Not good for visa free travel, but good for gate keeping, those Turks, Mephistopheles, standing at the gates of Hell, protecting the blue-green promised land of Europe from flames. The EU, in effect, is outsourcing its border control and “humanitarian concerns” to Turkey and other countries, which the piece calls “often poorer ones with dubious human rights records.” Human rights are clearly, in European, or indeed, Faustian rhetoric, the rights of citizens in nation states (particularly those that they helped set up with borders they determined). Those who have left their countries to seek a safe space are not entitled to the same rights, especially not when they are at your doors asking for them.

WHO IS THE DEVIL?

The piece keeps emphasizing the fact that Faust had to act so because “there is no viable alternative.” Another unspoken, Faustian bargain, after that with Turkey, seems to have been struck with Greece. The conditions of the refugees in the Greek islands are so bad, the piece tell us, that they do not try the Aegean route any more. Add to this the usual accusation of the slowness of the Greek courts, and you have a description of Mephistopheles’s minion, hated, but necessary to keep the flow of migrants to a minimum.
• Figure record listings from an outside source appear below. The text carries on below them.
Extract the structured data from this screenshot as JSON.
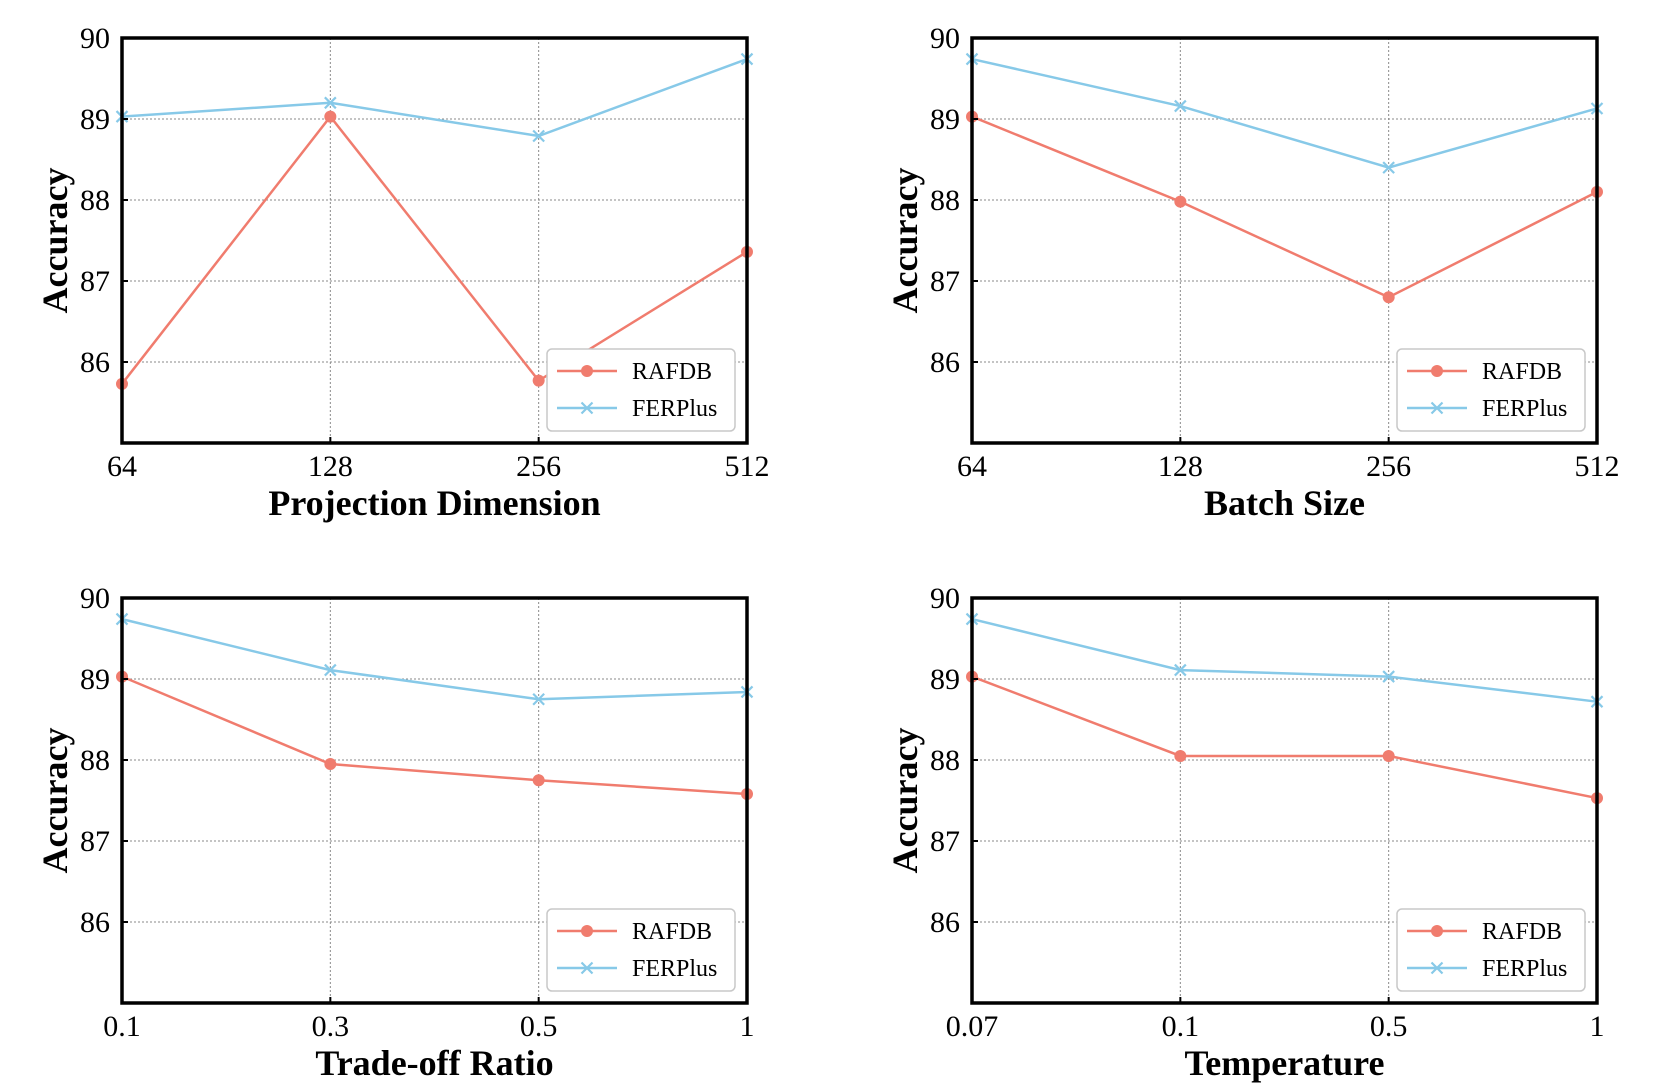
{
  "chart_data": [
    {
      "type": "line",
      "title": "",
      "xlabel": "Projection Dimension",
      "ylabel": "Accuracy",
      "categories": [
        "64",
        "128",
        "256",
        "512"
      ],
      "ylim": [
        85,
        90
      ],
      "yticks": [
        86,
        87,
        88,
        89,
        90
      ],
      "grid": true,
      "legend": "bottom-right",
      "series": [
        {
          "name": "RAFDB",
          "color": "#f07c6e",
          "marker": "circle",
          "values": [
            85.73,
            89.03,
            85.77,
            87.36
          ]
        },
        {
          "name": "FERPlus",
          "color": "#87c9e8",
          "marker": "x",
          "values": [
            89.03,
            89.2,
            88.79,
            89.74
          ]
        }
      ]
    },
    {
      "type": "line",
      "title": "",
      "xlabel": "Batch Size",
      "ylabel": "Accuracy",
      "categories": [
        "64",
        "128",
        "256",
        "512"
      ],
      "ylim": [
        85,
        90
      ],
      "yticks": [
        86,
        87,
        88,
        89,
        90
      ],
      "grid": true,
      "legend": "bottom-right",
      "series": [
        {
          "name": "RAFDB",
          "color": "#f07c6e",
          "marker": "circle",
          "values": [
            89.03,
            87.98,
            86.8,
            88.1
          ]
        },
        {
          "name": "FERPlus",
          "color": "#87c9e8",
          "marker": "x",
          "values": [
            89.74,
            89.16,
            88.4,
            89.13
          ]
        }
      ]
    },
    {
      "type": "line",
      "title": "",
      "xlabel": "Trade-off Ratio",
      "ylabel": "Accuracy",
      "categories": [
        "0.1",
        "0.3",
        "0.5",
        "1"
      ],
      "ylim": [
        85,
        90
      ],
      "yticks": [
        86,
        87,
        88,
        89,
        90
      ],
      "grid": true,
      "legend": "bottom-right",
      "series": [
        {
          "name": "RAFDB",
          "color": "#f07c6e",
          "marker": "circle",
          "values": [
            89.03,
            87.95,
            87.75,
            87.58
          ]
        },
        {
          "name": "FERPlus",
          "color": "#87c9e8",
          "marker": "x",
          "values": [
            89.74,
            89.11,
            88.75,
            88.84
          ]
        }
      ]
    },
    {
      "type": "line",
      "title": "",
      "xlabel": "Temperature",
      "ylabel": "Accuracy",
      "categories": [
        "0.07",
        "0.1",
        "0.5",
        "1"
      ],
      "ylim": [
        85,
        90
      ],
      "yticks": [
        86,
        87,
        88,
        89,
        90
      ],
      "grid": true,
      "legend": "bottom-right",
      "series": [
        {
          "name": "RAFDB",
          "color": "#f07c6e",
          "marker": "circle",
          "values": [
            89.03,
            88.05,
            88.05,
            87.53
          ]
        },
        {
          "name": "FERPlus",
          "color": "#87c9e8",
          "marker": "x",
          "values": [
            89.74,
            89.11,
            89.03,
            88.72
          ]
        }
      ]
    }
  ]
}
Naturally, no piece on Turkey can end without a reference to “[Recep Tayyip] Erdoğan’s increasingly authoritarian rule,” which threatens the end of this Faustian deal, for which Faust seems to have paid very little so far. The EU, on this count, seems to have taken a page out of the U.K.’s book in its relations with the EU itself — barely keeping its end of the bargain, always complaining about the contract, and yet surprised when the other side is just as keen to break off a relationship that promises no benefits. Just as the EU gave up on the U.K. in the end and is now keen to speed up the Brexit process, it could be as likely that Turkey will be the side that slashes this Faustian bargain, and leave Europe with its centuries old metaphors and ways of convincing itself that they are never the ones to blame, that with all their learning and scholarship, they are the ones led astray by devils and their minions.